Intrusive surveys to support Rochester Airport’s expansion plans
Rochester Airport's expansion plans have been supported by Igne who were called to conduct intrusive surveys.
Like so many areas in the south east of England, the Rochester Airport site in Kent, which today is home to the Kent and Sussex Air Ambulance, was heavily bombed during WWII.
Earlier this year, the airport’s owners decided to make significant improvements, and to expand. Plans included:
- Refurbishing hangar three
- Building a new control tower and classrooms
- Developing a space for the building of aircraft, and
- Building a new aircraft hangar
To support the airport’s plans, main contractor Kier called Igne to help make the entire site safe before intrusive construction works could begin.
After an initial desktop assessment that confirmed the site was at high risk from the threat of encountering unexploded ordnance, Igne’s UK Land team devised a suitable solution to clear the site for Keir.
Utilising intrusive survey methods, the site was assessed for ordnance.
Lead Driller Neil Snowball worked to drill 142 holes through the chalk and clay ground conditions. Holes were drilled to 9m depths and probes were dropped for the detection of unexploded ordnance.
The geophysical data was assessed on site by an explosive ordnance detection (EOD) engineer, and quality assured in real time at Igne’s Kent offices.

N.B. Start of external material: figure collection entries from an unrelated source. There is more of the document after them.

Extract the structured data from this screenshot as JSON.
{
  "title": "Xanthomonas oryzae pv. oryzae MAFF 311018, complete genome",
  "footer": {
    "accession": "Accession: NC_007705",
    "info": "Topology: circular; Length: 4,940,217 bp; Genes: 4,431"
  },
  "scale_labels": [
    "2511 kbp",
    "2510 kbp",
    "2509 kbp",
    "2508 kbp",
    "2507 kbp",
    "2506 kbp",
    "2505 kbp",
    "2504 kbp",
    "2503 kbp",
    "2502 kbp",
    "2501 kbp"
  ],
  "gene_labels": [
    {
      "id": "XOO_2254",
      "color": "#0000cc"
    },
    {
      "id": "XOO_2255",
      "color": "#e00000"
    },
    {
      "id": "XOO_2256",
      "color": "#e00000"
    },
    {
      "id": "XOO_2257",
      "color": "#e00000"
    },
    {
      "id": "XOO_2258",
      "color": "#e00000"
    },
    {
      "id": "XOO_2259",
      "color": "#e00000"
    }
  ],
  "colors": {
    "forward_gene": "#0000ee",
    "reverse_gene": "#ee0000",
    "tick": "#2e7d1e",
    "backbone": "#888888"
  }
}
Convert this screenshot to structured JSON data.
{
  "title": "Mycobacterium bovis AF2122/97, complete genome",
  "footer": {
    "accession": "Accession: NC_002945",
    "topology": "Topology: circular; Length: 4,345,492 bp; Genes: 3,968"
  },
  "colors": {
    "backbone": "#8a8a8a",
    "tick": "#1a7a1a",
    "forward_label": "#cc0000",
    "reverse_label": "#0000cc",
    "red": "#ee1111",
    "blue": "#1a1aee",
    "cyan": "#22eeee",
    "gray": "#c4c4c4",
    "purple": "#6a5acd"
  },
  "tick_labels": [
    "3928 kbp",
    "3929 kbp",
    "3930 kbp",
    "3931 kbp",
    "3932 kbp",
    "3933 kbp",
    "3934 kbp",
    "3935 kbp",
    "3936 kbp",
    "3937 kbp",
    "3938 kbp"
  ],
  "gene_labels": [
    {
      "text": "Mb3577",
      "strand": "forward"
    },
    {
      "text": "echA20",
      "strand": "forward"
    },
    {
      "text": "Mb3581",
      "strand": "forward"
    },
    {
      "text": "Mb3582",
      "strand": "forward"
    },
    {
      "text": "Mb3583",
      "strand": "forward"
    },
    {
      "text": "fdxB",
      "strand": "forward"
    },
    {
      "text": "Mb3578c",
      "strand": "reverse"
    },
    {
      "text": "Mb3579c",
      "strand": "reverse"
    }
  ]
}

Fortunately no ordnance was detected, and the site was declared safe for construction work to commence.
People also ask:
What is a UXO desktop study?
This is a first step in the explosive threat mitigation process. A desktop UXO study will assess historical records, anecdotal evidence and Igne's own databases of unexploded ordnance finds to determine whether a site is at low, medium or high risk of UXO contamination.
How do intrusive surveys work?
Intrusive surveys enable Igne's geophysicists and explosive ordnance disposal experts to identify whether there are any items of explosive ordnance buried on a site. At Igne we have two intrusive survey methods. We either push magnetometers into the ground using hydraulic rams or we lower magnetometers into non-ferrous tubes inserted into boreholes formed using a rotary drill. At Rochester Airport we used the latter method. The data gathered is then assessed until an entire site is clear of any UXO threat.